A confusion matrix summarises all the information required to judge the similarity between the two partitions. However, if we wish to compare the quality of different algorithms, we would rather have it summarised in the form of a single number.

Following [24], we recommend the use of the normalised clustering accuracy (NCA) as an external cluster validity measure which quantifies the degree of agreement between the reference \(\mathbf{y}\) and the predicted \(\hat{\mathbf{y}}\). It is given by:

\[ \mathrm{NCA}(\mathbf{C}) = \displaystyle\max_{\sigma:\{1,\dots,k\}\stackrel{\text{1--1}}{\to}\{1,\dots,k\}} \frac{1}{k} \displaystyle\sum_{j=1}^{k} \frac{ c_{\sigma(j),j} - \frac{1}{k} c_{\sigma(j),j} }{ c_{\sigma(j),\cdot}-\frac{1}{k} c_{\sigma(j),\cdot} }. \]

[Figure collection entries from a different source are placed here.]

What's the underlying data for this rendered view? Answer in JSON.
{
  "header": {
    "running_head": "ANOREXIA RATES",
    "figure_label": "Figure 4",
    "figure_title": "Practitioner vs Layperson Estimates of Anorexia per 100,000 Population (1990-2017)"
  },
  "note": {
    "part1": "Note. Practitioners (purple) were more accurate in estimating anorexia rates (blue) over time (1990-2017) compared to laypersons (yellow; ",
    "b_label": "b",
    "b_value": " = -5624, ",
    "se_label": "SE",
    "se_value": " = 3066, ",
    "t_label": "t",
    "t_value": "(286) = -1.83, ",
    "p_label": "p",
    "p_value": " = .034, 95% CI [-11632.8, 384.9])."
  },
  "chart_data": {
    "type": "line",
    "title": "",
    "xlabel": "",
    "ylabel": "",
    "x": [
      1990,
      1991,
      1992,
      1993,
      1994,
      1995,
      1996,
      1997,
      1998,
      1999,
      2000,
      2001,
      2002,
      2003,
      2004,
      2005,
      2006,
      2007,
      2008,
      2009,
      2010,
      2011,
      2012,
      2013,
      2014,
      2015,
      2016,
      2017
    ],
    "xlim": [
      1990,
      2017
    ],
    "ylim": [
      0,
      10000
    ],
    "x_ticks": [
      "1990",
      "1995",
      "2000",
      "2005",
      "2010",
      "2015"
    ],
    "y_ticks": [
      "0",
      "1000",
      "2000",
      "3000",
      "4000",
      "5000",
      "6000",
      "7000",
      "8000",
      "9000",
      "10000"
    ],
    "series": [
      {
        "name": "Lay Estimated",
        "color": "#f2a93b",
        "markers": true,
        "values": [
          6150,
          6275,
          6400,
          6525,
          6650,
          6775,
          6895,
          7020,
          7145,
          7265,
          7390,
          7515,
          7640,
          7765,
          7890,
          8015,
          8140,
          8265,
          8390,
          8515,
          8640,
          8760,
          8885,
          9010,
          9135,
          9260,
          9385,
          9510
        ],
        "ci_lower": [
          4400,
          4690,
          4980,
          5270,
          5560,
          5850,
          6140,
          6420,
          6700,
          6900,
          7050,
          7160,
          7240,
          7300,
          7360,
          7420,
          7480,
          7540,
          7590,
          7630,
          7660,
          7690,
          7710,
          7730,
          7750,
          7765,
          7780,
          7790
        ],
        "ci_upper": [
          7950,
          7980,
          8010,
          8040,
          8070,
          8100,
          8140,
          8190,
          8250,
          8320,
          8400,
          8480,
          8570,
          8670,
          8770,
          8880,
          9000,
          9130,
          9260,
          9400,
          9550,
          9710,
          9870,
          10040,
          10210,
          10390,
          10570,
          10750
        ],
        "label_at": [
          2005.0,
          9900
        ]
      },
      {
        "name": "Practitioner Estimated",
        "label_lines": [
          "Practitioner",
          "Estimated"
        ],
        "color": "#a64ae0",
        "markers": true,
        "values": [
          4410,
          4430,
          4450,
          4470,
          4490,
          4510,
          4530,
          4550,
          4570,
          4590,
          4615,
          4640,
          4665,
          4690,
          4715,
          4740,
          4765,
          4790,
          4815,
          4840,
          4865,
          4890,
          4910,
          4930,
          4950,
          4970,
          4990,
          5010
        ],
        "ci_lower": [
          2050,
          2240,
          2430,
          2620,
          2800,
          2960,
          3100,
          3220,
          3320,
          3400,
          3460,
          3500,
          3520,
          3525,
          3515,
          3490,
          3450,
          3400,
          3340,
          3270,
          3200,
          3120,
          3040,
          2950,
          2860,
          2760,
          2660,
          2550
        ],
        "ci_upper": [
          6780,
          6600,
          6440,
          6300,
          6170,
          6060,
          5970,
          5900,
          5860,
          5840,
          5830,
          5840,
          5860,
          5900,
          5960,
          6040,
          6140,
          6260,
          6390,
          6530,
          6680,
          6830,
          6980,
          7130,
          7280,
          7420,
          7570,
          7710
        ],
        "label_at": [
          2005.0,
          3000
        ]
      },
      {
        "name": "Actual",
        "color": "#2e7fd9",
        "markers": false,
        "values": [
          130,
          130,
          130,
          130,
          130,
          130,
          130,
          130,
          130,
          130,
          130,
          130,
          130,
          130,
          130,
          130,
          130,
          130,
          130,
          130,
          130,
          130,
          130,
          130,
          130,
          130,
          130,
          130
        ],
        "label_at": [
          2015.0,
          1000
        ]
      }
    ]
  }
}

NCA is the averaged percentage of correctly classified points in each cluster above the perfectly uniform label distribution. Note that the matching between the cluster labels is performed automatically by finding the best permutation \(\sigma\) of the set \(\{1,\dots,k\}\).

Overall, the more similar the partitions, the greater the similarity score. Two identical clusterings yield the value of 1. NCA is normalised: it is equal to 0 if the cluster memberships are evenly spread or all the points were put into a single large cluster. In our case:

genieclust.compare_partitions.normalized_clustering_accuracy(y_true, y_pred)
## 0.8700000000000001

or, equivalently:

clustbench.get_score(y_true, y_pred)  # the NCA metric is used by default
## 0.8700000000000001

This value indicates a decent degree of similarity between the reference and the discovered partitions.

Other popular partition similarity scores, e.g., the adjusted Rand index or normalised mutual information, are discussed in the Appendix. In particular, this is where we argue why the classic (classification) accuracy rate should not be used in our context (this is a common mistake!).